CHESAPEAKE, Va. — The most significant disease that house cats face is dental disease. Up to 90 percent of cats four years or older are going to have some type of significant dental problem. 

"Cats are very stoic, so they don't like to show us signs of disease, so it's rare that they are going to bite oddly or chew funny or something you are going to pick up because they are very stealthy and often they are nocturnal so they are doing a lot of that at night," said Veterinarian Denette Cooke of Cooke Veterinary Medical Center. 

Bad breath, lack of eating, sensitivity around their mouth and super red gums, are all signs of feline dental disease.

The three main causes of dental disease are gingivitis, periodontitis and tooth resorption.

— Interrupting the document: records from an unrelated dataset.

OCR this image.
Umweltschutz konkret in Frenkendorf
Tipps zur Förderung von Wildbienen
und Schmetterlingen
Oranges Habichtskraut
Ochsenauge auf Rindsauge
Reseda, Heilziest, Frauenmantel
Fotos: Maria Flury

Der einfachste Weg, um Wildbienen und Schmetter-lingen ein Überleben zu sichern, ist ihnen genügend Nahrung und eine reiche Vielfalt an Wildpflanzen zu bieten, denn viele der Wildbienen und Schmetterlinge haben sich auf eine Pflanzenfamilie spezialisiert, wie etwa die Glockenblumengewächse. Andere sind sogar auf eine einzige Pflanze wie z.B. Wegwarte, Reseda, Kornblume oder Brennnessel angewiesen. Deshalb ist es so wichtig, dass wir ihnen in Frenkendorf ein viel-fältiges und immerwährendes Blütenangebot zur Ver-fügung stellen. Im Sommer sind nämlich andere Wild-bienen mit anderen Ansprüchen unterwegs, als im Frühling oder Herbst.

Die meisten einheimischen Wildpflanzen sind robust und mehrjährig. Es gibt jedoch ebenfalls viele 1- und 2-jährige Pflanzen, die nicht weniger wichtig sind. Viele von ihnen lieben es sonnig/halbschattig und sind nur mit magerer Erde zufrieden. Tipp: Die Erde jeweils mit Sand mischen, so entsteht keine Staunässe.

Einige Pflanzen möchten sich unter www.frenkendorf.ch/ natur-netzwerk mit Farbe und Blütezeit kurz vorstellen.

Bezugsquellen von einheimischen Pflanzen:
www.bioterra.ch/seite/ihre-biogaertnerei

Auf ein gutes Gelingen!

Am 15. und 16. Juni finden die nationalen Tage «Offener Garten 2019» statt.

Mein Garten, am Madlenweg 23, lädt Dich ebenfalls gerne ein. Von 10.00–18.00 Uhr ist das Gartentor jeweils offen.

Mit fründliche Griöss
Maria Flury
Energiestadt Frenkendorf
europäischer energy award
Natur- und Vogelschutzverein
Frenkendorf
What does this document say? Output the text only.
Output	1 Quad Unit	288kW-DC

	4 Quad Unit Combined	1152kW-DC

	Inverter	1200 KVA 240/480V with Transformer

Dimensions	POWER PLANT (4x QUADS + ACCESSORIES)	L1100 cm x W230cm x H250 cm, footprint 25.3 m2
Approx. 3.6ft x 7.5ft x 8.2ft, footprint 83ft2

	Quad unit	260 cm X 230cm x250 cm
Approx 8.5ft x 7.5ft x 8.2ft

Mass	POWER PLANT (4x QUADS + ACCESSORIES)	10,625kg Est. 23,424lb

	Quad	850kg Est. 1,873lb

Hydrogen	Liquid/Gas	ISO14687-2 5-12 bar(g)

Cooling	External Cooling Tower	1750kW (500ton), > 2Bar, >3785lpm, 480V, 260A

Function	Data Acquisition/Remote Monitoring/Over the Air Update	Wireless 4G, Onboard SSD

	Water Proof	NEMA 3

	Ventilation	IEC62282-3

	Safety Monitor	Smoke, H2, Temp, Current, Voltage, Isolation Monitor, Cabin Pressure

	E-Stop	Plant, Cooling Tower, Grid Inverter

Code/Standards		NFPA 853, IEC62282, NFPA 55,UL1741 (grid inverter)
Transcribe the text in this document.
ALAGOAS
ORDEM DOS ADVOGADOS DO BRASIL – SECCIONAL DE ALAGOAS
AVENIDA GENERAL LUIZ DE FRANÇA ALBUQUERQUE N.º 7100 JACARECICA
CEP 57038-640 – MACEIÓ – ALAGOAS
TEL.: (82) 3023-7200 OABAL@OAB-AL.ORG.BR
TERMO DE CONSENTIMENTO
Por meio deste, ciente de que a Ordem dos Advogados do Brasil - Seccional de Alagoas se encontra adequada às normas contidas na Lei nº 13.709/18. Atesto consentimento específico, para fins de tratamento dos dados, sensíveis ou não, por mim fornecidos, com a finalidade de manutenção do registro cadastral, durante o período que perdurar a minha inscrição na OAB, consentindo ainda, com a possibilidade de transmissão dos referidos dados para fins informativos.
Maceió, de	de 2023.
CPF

Cooke explained what each stage looks like.

Gingivitis: "The red puffy swollen area of the gums and the reason that gets there is because there is bacteria on the teeth, and so that bacteria turns to plaque, the plaque then turns into tarter and as the tarter sits there, it's full of bacteria." 

Periodontitis: This is when there's a breakdown of the connective tissue fibers that are holding the tooth in the socket. 

"Once we start to break that down and the tooth is not being held in the socket well, that tooth becomes loose and mobile, that's irreversible. There's nothing we can do to make that better."

Tooth Resorption: "That's like a big honking cavity. Like you have a Pacman walking thru, eating at the enamel and so it basically turns the tooth into swiss cheese." 

Ouch! So what's the best solution to prevent this from happening to your cat? Taking them to the vet ASAP. After that initial check-up, the doctor will let you know if at-home brushing is a good idea. If a cat toothbrush doesn't work, try a finger brush and always use feline specific toothpaste.